In an interview, Barack emphasized the importance of trans representation onscreen. He explained that superhero movies, in particular, always "felt like [trans stories] because [they're] talking about identity." Superhero films, he explained, are "about separating what people know about you and what they don't. And I think that's something I kind of live with every day. And on top of that, I don't see a lot of trans-masculine people on television or trans men specifically, and getting to be part of that is beyond unreal."
What Is Your Origin Story? | Zach Barack | TEDxBoulder www.youtube.com
Ramping Up Representation: The Eternals and Representation Firsts
The MCU's first trans character is just the latest in a series of firsts for the company in terms of LGBTQ+ representation. The franchise will also feature its first gay character in the film The Eternals, which will star Richard Madden as Ikaris, "a levitating immortal with teleporting and vaporising powers and abundance of cosmic energy," who also happens to be in a committed and loving gay marriage.

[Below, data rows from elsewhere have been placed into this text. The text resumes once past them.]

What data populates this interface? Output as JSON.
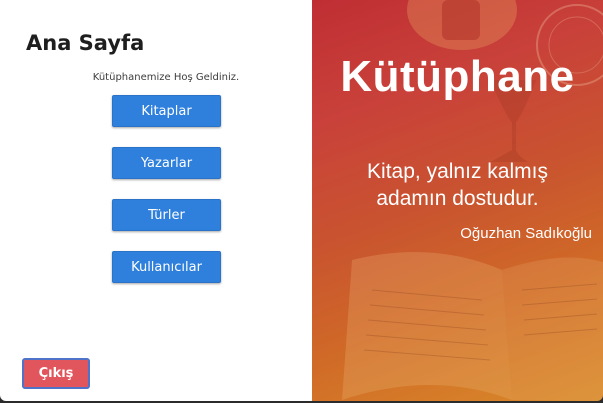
{
  "home": {
    "title": "Ana Sayfa",
    "welcome": "Kütüphanemize Hoş Geldiniz.",
    "buttons": {
      "books": "Kitaplar",
      "authors": "Yazarlar",
      "genres": "Türler",
      "users": "Kullanıcılar"
    },
    "exit": "Çıkış"
  },
  "banner": {
    "title": "Kütüphane",
    "quote_line1": "Kitap, yalnız kalmış",
    "quote_line2": "adamın dostudur.",
    "author": "Oğuzhan Sadıkoğlu"
  },
  "colors": {
    "primary_button": "#2f7fdc",
    "exit_button": "#e1555c",
    "banner_gradient_start": "#bf2e33",
    "banner_gradient_end": "#d98a2a"
  }
}
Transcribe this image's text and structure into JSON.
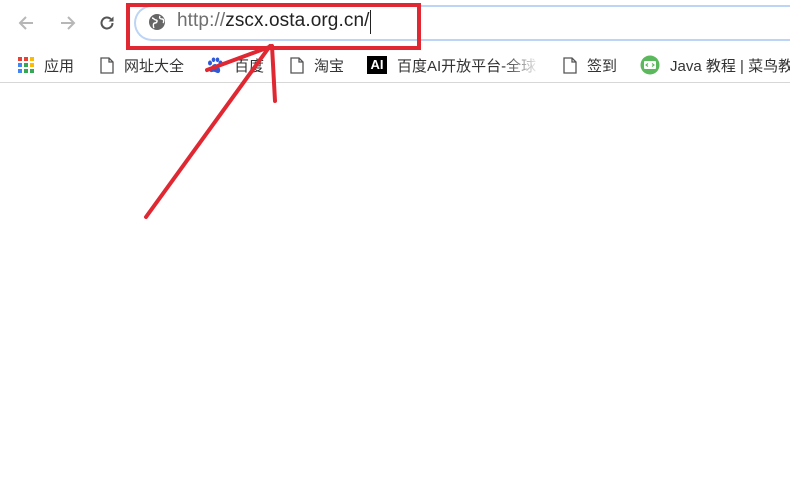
{
  "toolbar": {
    "back_icon": "arrow-left-icon",
    "forward_icon": "arrow-right-icon",
    "reload_icon": "reload-icon",
    "omnibox": {
      "site_icon": "globe-icon",
      "url_scheme": "http://",
      "url_host": "zscx.osta.org.cn/"
    }
  },
  "bookmarks": [
    {
      "label": "应用",
      "icon": "apps-grid-icon"
    },
    {
      "label": "网址大全",
      "icon": "page-icon"
    },
    {
      "label": "百度",
      "icon": "baidu-paw-icon"
    },
    {
      "label": "淘宝",
      "icon": "page-icon"
    },
    {
      "label": "百度AI开放平台-全球",
      "icon": "baidu-ai-icon",
      "icon_text": "AI"
    },
    {
      "label": "签到",
      "icon": "page-icon"
    },
    {
      "label": "Java 教程 | 菜鸟教",
      "icon": "runoob-icon"
    }
  ],
  "annotation": {
    "box_color": "#e02833",
    "arrow_color": "#e02833",
    "target": "omnibox"
  }
}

Marvel's Eternals (2020) Teaser www.youtube.com
Among other upcoming firsts: The Eternals will also feature the MCU's first deaf character, and Marvel's first Asian-American star will feature in the film Shang-Chi and the Legend of the Ten Rings, set to debut in 2021.
The MCU character Valkyrie is apparently bisexual, according to actress Tessa Thompson, who stated, "In the canon, [Valkyrie] is bisexual. You see her with women and men, so that was my intention in playing her," she told Variety. "Obviously, at the forefront of most of these stories is not typically their romantic life. They have big stakes, like saving the world, so that tends to sort of trump." Even so, the film Thor: Ragnarok received some criticism for erasing Valkyrie's bisexuality.
In most superhero movies, in order to save the world, heroes have to learn to embrace their inner strength and the powers that make them special and exceptional. Maybe the parallels between trans narratives and superhero stories aren't exact—but they're certainly not mutually exclusive, and combining the two will likely only strengthen them both.
Let's hope that they continue this tradition and hire more diverse representation across all their teams, including their writing staff and managerial board. Marvel is incredibly influential in shaping ideas about masculinity, heroism, and cultural norms at large, and therefore their decision to question and challenge archetypal gender roles will likely ripple across culture in the way that no number of tweets or academic papers about transgender identities could.